The World Bank is the third largest financier of malaria control globally, after the U.S. President’s Malaria Initiative and the Global Fund. Overall, the World Bank has committed close to $1 billion to malaria control:

(a) In Africa from 2005 to 2011, the Bank committed $773.6 million to the fight against malaria in 20 countries -- more than a ten-fold increase since 2000-2005. From 2006 to 2012, through its support for country projects in sub-Saharan Africa, the World Bank financed the procurement and distribution of 62 million anti-malaria bed nets, as well as distribution of an additional 39.3 million bed nets procured by other RBM partners. This significantly increased household bed net coverage in the Democratic Republic of Congo, Zambia, Benin, Nigeria, and Ethiopia, among others. Additionally, the Bank has financed 97 million doses of malaria treatment drugs and 22.3 million rapid diagnostic tests.  Almost 60% of Bank resources for malaria control in Africa goes to Nigeria and DRC Congo, which together account for 58% of malaria infection and deaths in Africa.

(b) In India, the Bank has allocated close to $190 million to malaria control efforts as part of a broader vector control project. The Bank financed 6.1 million insecticide-treated bed nets, as well as a substantial amount of rapid diagnostic tests and drugs.

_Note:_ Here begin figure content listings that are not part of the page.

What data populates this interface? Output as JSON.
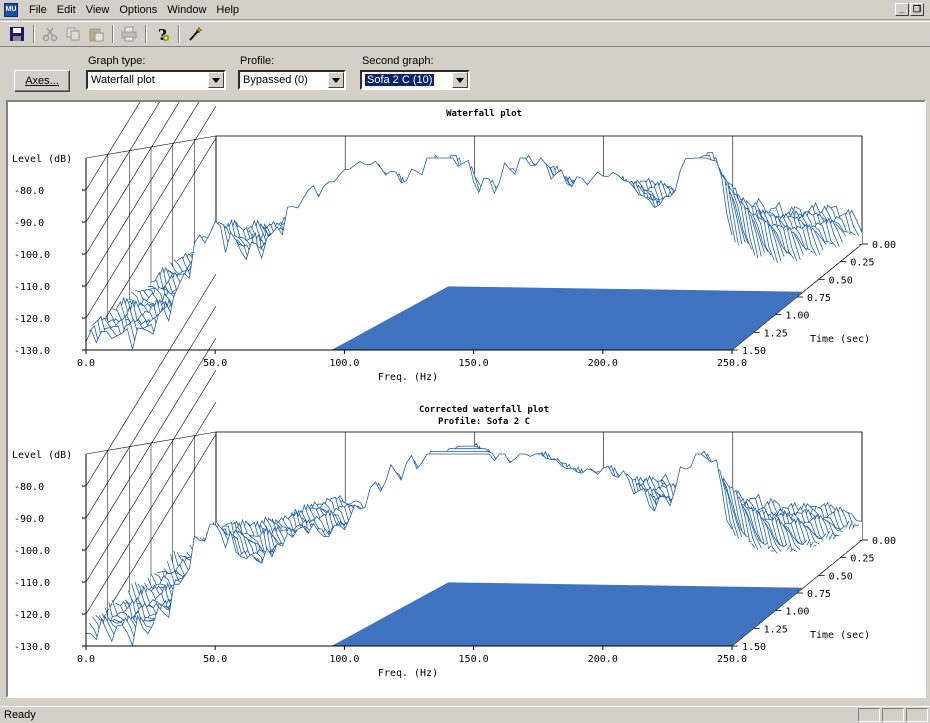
{
  "menu": {
    "app_icon_text": "MU",
    "items": [
      "File",
      "Edit",
      "View",
      "Options",
      "Window",
      "Help"
    ],
    "mdi_minimize": "_",
    "mdi_restore": "❐"
  },
  "toolbar": {
    "buttons": [
      "save-icon",
      "cut-icon",
      "copy-icon",
      "paste-icon",
      "print-icon",
      "help-icon",
      "wizard-icon"
    ]
  },
  "controls": {
    "axes_button": "Axes...",
    "graph_type_label": "Graph type:",
    "graph_type_value": "Waterfall plot",
    "profile_label": "Profile:",
    "profile_value": "Bypassed (0)",
    "second_graph_label": "Second graph:",
    "second_graph_value": "Sofa 2 C (10)"
  },
  "colors": {
    "line": "#1f5fb0",
    "fill": "#2a64b8"
  },
  "chart_data": [
    {
      "type": "area",
      "title": "Waterfall plot",
      "subtitle": "",
      "ylabel": "Level (dB)",
      "xlabel": "Freq. (Hz)",
      "zlabel": "Time (sec)",
      "ylim": [
        -130,
        -70
      ],
      "xlim": [
        0,
        250
      ],
      "y_ticks": [
        "-80.0",
        "-90.0",
        "-100.0",
        "-110.0",
        "-120.0",
        "-130.0"
      ],
      "x_ticks": [
        "0.0",
        "50.0",
        "100.0",
        "150.0",
        "200.0",
        "250.0"
      ],
      "z_ticks": [
        "0.00",
        "0.25",
        "0.50",
        "0.75",
        "1.00",
        "1.25",
        "1.50"
      ],
      "front_peaks": [
        {
          "freq": 48,
          "level": -100
        },
        {
          "freq": 78,
          "level": -104
        },
        {
          "freq": 110,
          "level": -76
        },
        {
          "freq": 140,
          "level": -89
        },
        {
          "freq": 168,
          "level": -80
        },
        {
          "freq": 205,
          "level": -79
        },
        {
          "freq": 240,
          "level": -75
        }
      ]
    },
    {
      "type": "area",
      "title": "Corrected waterfall plot",
      "subtitle": "Profile: Sofa 2 C",
      "ylabel": "Level (dB)",
      "xlabel": "Freq. (Hz)",
      "zlabel": "Time (sec)",
      "ylim": [
        -130,
        -70
      ],
      "xlim": [
        0,
        250
      ],
      "y_ticks": [
        "-80.0",
        "-90.0",
        "-100.0",
        "-110.0",
        "-120.0",
        "-130.0"
      ],
      "x_ticks": [
        "0.0",
        "50.0",
        "100.0",
        "150.0",
        "200.0",
        "250.0"
      ],
      "z_ticks": [
        "0.00",
        "0.25",
        "0.50",
        "0.75",
        "1.00",
        "1.25",
        "1.50"
      ],
      "front_peaks": [
        {
          "freq": 48,
          "level": -100
        },
        {
          "freq": 80,
          "level": -104
        },
        {
          "freq": 120,
          "level": -80
        },
        {
          "freq": 145,
          "level": -88
        },
        {
          "freq": 170,
          "level": -82
        },
        {
          "freq": 205,
          "level": -80
        },
        {
          "freq": 240,
          "level": -78
        }
      ]
    }
  ],
  "status": {
    "text": "Ready"
  }
}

The Bank uses a two-pronged approach to support malaria control efforts: First, scaling up effective interventions and second, strengthening systems issues such as supply chain, human resources, and monitoring and evaluation. Strengthening health systems and ensuring that countries perform essential public health functions such as surveillance, will be critical for countries to sustain gains and continue toward elimination of malaria.  In the past, the Bank has successfully leveraged its IDA resources to bring non-traditional donors to the fight, including the Russian Federation, which has co-financed World Bank malaria control activities ($16 million) in Zambia and Mozambique.

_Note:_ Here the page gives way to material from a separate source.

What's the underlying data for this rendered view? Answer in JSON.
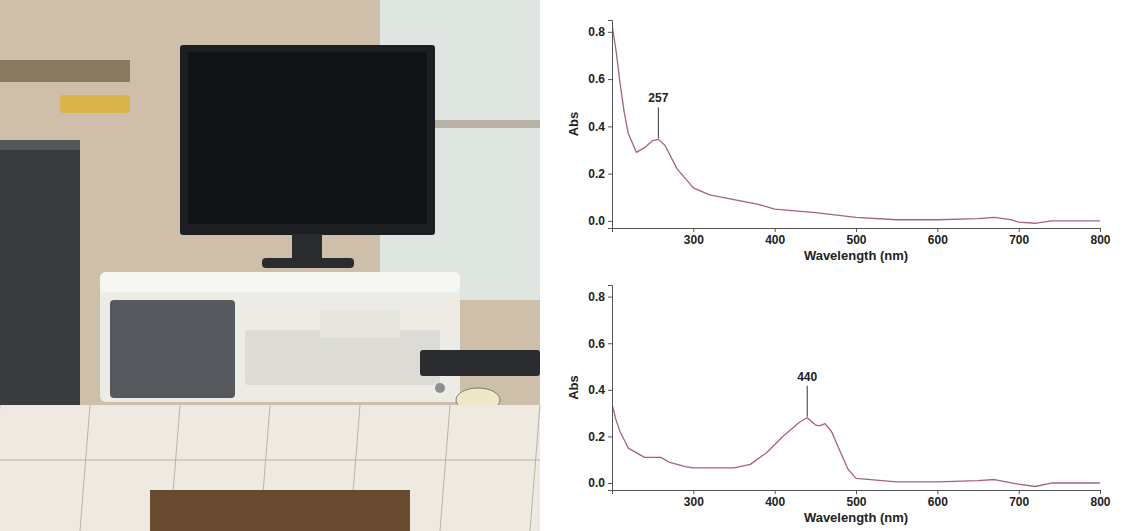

The Bank’s malaria strategy also extends to sectors other than health. For example, a $42 million malaria program covering the Senegal River Basin (including Senegal, Mali, Mauritania and Guinea) was embedded in a larger Water Resource Development Project covering the same countries. Likewise, in D.R. Congo, the Bank financed $13 million for the purchase of mosquito nets as part of an Emergency Urban and Social Rehabilitation Project.

The Bank recognizes the importance of monitoring and evaluation (M&E) to adjust planning and ensure results, and has worked with countries to strengthen M&E capacity and conduct surveys to monitor progress and identify bottlenecks.

Impact evaluation helps deliver programs more effectively and equitably. The Bank has launched impact evaluation work on malaria such as in Kenya and Senegal (school-based programs); Nigeria (impact of community distributors and patent vendors training); and India (improving malaria control outcomes through evidence-based program design).

Results

Country results of Bank support for malaria prevention and control programs include:

  • Rwanda: Bank support has led to a 63% increase in the use of insecticide-treated mosquito nets; a 62% decrease in malaria incidence; and a 30% decrease in child mortality.
  • Ethiopia: In 2010, 90% of children under 5 slept under insecticide-treated bed nets, compared to 5% in 2003.
  • Zambia: Annual malaria deaths decreased by 50% from 2000 to 2008, contributing to a reduction in under-five deaths of 29% and in infant mortality of 26% (between 2000 and 2007).
  • Sierra Leone: Households owning at least one treated mosquito net rose from 33% in 2010 to 87% in June 2011.
  • India: The Bank has financed 6.1 million mosquito nets, 1.1 million malaria drug doses, and 3.6 million rapid diagnostic tests for malaria.